Tommy Lee and Motley Crue, you got nothing on Eric Church and his crew.

"Haters gonna hate," Church barked as he tore into "The Outsiders," the title track of the bestselling album in country music in 2014.

Church also may be country's most compelling live act of the moment — at least until the newly un-retired Garth Brooks rolls into town for a multi-night stand.

Like Brooks, Church has spent considerable time worshiping at the House of Rock 'n' Roll. He brings the bash, the grit, and most of all, the menace. With a seemingly permanent snarl on his face, he attacked his songs with a clenched-fist intensity — even the ballads. To be sure, at times during the two-hour performance, it seemed like faux bravado from this red-faced, fist-waving, chest beating North Carolinian. He's no Trent Reznor of Nine Inch Nails or James Hetfield of Metallica. He doesn't scare the crap out of you.

Heck, when Church, 37, warned against messing with his wife or his about to turn 3-year-old son, he did it in a haunting ballad, "Dark Side." Maybe that's because this new-breed country superstar understands how to mix art, edginess and surprises into a sound that's far from mainstream Nashville.

The crowd-pleasing hit "Cold One," was a ballad with booming drums. "That's Damn Rock & Roll" featured a cocaine lyric, dub bass, pounding drums and a female backup singer going toe to toe with Church a la Lynyrd Skynyrd. "Country Music Jesus" sounded like Merle Haggard-meets-Alabama in a bad-ass rock 'n' roll band (during which the drummer's riser rose high above the rest of the band). Kid Rock would have loved to have called that tune his own. Or Hank Williams Jr.

But Church is really more like the Boss than like Bocephus. It's no coincidence that Church's biggest hit was "Springsteen." In concert, Eric shares certain qualities with Bruce, chiefly passion, intensity and ambition.

Church also borrows a few ideas from the Boss, including a song title "Wrecking Ball," though this ballad was a love song not a social commentary. And the recent country chart-topper "Give Me Back My Hometown" sounded like a Springsteen tune performed by Keith Urban. Yes, Church can sing tenor.

He may be sentimental (witness the wistful "Springsteen" about reflecting back to a July Saturday night years ago and "These Boots," during which he trotted around with a fan's cowboy boots before autographing them at song's end) but he's no choir boy. As the popular souvenir T-shirts declared: "I Drink, I Smoke, I Go to Eric [bleepin] Church."

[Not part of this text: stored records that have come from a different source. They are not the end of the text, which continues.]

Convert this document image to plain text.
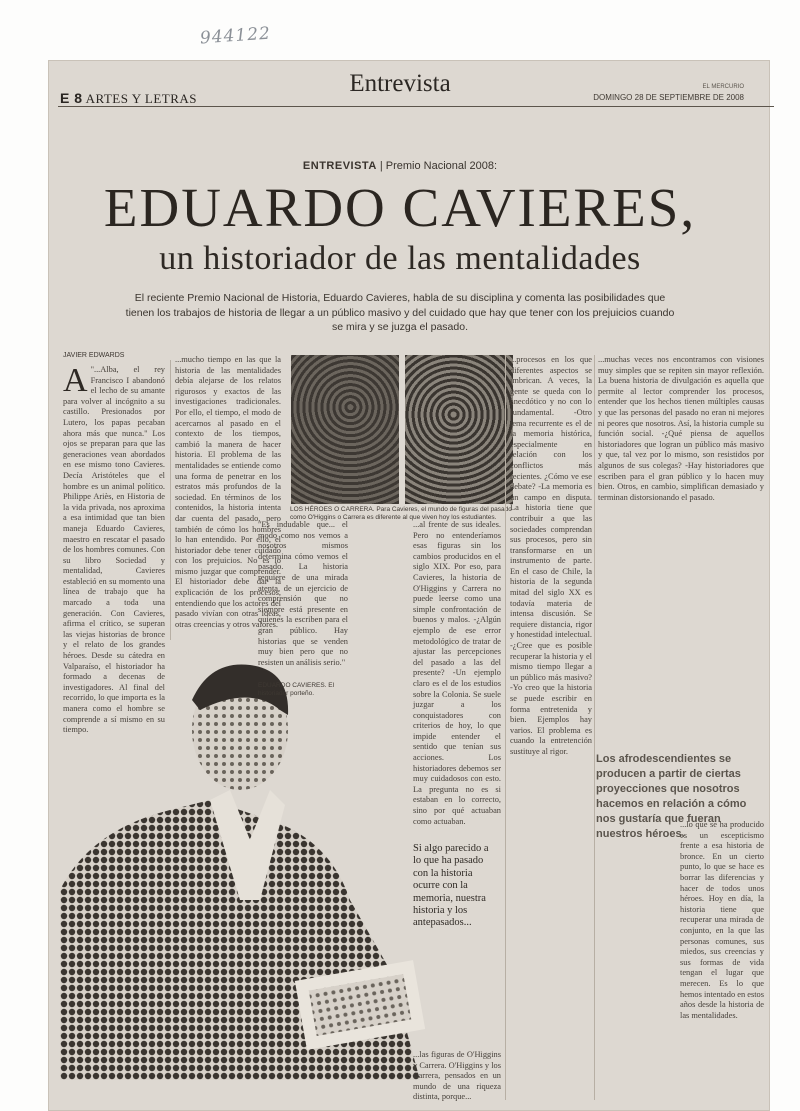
944122
E 8 ARTES Y LETRAS
Entrevista	EL MERCURIO
DOMINGO 28 DE SEPTIEMBRE DE 2008
ENTREVISTA | Premio Nacional 2008:
EDUARDO CAVIERES,
un historiador de las mentalidades
El reciente Premio Nacional de Historia, Eduardo Cavieres, habla de su disciplina y comenta las posibilidades que tienen los trabajos de historia de llegar a un público masivo y del cuidado que hay que tener con los prejuicios cuando se mira y se juzga el pasado.
JAVIER EDWARDS
A "...Alba, el rey Francisco I abandonó el lecho de su amante para volver al incógnito a su castillo. Presionados por Lutero, los papas pecaban ahora más que nunca." Los ojos se preparan para que las generaciones vean abordados en ese mismo tono Cavieres. Decía Aristóteles que el hombre es un animal político. Philippe Ariès, en Historia de la vida privada, nos aproxima a esa intimidad que tan bien maneja Eduardo Cavieres, maestro en rescatar el pasado de los hombres comunes. Con su libro Sociedad y mentalidad, Cavieres estableció en su momento una línea de trabajo que ha marcado a toda una generación. Con Cavieres, afirma el crítico, se superan las viejas historias de bronce y el relato de los grandes héroes. Desde su cátedra en Valparaíso, el historiador ha formado a decenas de investigadores. Al final del recorrido, lo que importa es la manera como el hombre se comprende a sí mismo en su tiempo.
...mucho tiempo en las que la historia de las mentalidades debía alejarse de los relatos rigurosos y exactos de las investigaciones tradicionales. Por ello, el tiempo, el modo de acercarnos al pasado en el contexto de los tiempos, cambió la manera de hacer historia. El problema de las mentalidades se entiende como una forma de penetrar en los estratos más profundos de la sociedad. En términos de los contenidos, la historia intenta dar cuenta del pasado, pero también de cómo los hombres lo han entendido. Por ello, el historiador debe tener cuidado con los prejuicios. No es lo mismo juzgar que comprender. El historiador debe dar la explicación de los procesos, entendiendo que los actores del pasado vivían con otras ideas, otras creencias y otros valores.
LOS HÉROES O CARRERA. Para Cavieres, el mundo de figuras del pasado como O'Higgins o Carrera es diferente al que viven hoy los estudiantes.
"Es indudable que... el modo como nos vemos a nosotros mismos determina cómo vemos el pasado. La historia requiere de una mirada atenta, de un ejercicio de comprensión que no siempre está presente en quienes la escriben para el gran público. Hay historias que se venden muy bien pero que no resisten un análisis serio."
EDUARDO CAVIERES. El historiador porteño.
...al frente de sus ideales. Pero no entenderíamos esas figuras sin los cambios producidos en el siglo XIX. Por eso, para Cavieres, la historia de O'Higgins y Carrera no puede leerse como una simple confrontación de buenos y malos. -¿Algún ejemplo de ese error metodológico de tratar de ajustar las percepciones del pasado a las del presente? -Un ejemplo claro es el de los estudios sobre la Colonia. Se suele juzgar a los conquistadores con criterios de hoy, lo que impide entender el sentido que tenían sus acciones. Los historiadores debemos ser muy cuidadosos con esto. La pregunta no es si estaban en lo correcto, sino por qué actuaban como actuaban.
Si algo parecido a lo que ha pasado con la historia ocurre con la memoria, nuestra historia y los antepasados...
...las figuras de O'Higgins y Carrera. O'Higgins y los Carrera, pensados en un mundo de una riqueza distinta, porque...
...procesos en los que diferentes aspectos se imbrican. A veces, la gente se queda con lo anecdótico y no con lo fundamental. -Otro tema recurrente es el de la memoria histórica, especialmente en relación con los conflictos más recientes. ¿Cómo ve ese debate? -La memoria es un campo en disputa. La historia tiene que contribuir a que las sociedades comprendan sus procesos, pero sin transformarse en un instrumento de parte. En el caso de Chile, la historia de la segunda mitad del siglo XX es todavía materia de intensa discusión. Se requiere distancia, rigor y honestidad intelectual. -¿Cree que es posible recuperar la historia y el mismo tiempo llegar a un público más masivo? -Yo creo que la historia se puede escribir en forma entretenida y bien. Ejemplos hay varios. El problema es cuando la entretención sustituye al rigor.
...muchas veces nos encontramos con visiones muy simples que se repiten sin mayor reflexión. La buena historia de divulgación es aquella que permite al lector comprender los procesos, entender que los hechos tienen múltiples causas y que las personas del pasado no eran ni mejores ni peores que nosotros. Así, la historia cumple su función social. -¿Qué piensa de aquellos historiadores que logran un público más masivo y que, tal vez por lo mismo, son resistidos por algunos de sus colegas? -Hay historiadores que escriben para el gran público y lo hacen muy bien. Otros, en cambio, simplifican demasiado y terminan distorsionando el pasado.
Los afrodescendientes se producen a partir de ciertas proyecciones que nosotros hacemos en relación a cómo nos gustaría que fueran nuestros héroes.
...lo que se ha producido es un escepticismo frente a esa historia de bronce. En un cierto punto, lo que se hace es borrar las diferencias y hacer de todos unos héroes. Hoy en día, la historia tiene que recuperar una mirada de conjunto, en la que las personas comunes, sus miedos, sus creencias y sus formas de vida tengan el lugar que merecen. Es lo que hemos intentado en estos años desde la historia de las mentalidades.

Yes, these 19,000 Churchgoers came to party to the rollicking singalong "Drink in My Hand," the growling "Smoke a Little Smoke" and the mesmerizingly swampy "I'm Getting Stoned." It was almost as if Church threw down the gauntlet and challenged: "Party on, Garth!"

A tip of the ball cap to Church for enlisting a country maverick of a different generation, the still-terrific Dwight Yoakam, as opening act. At night's end, Church confessed: "I had a suspicion that this would be a religious experience for you and me." Yes, two high priests of Nashville outsiders made it so. Amen to that.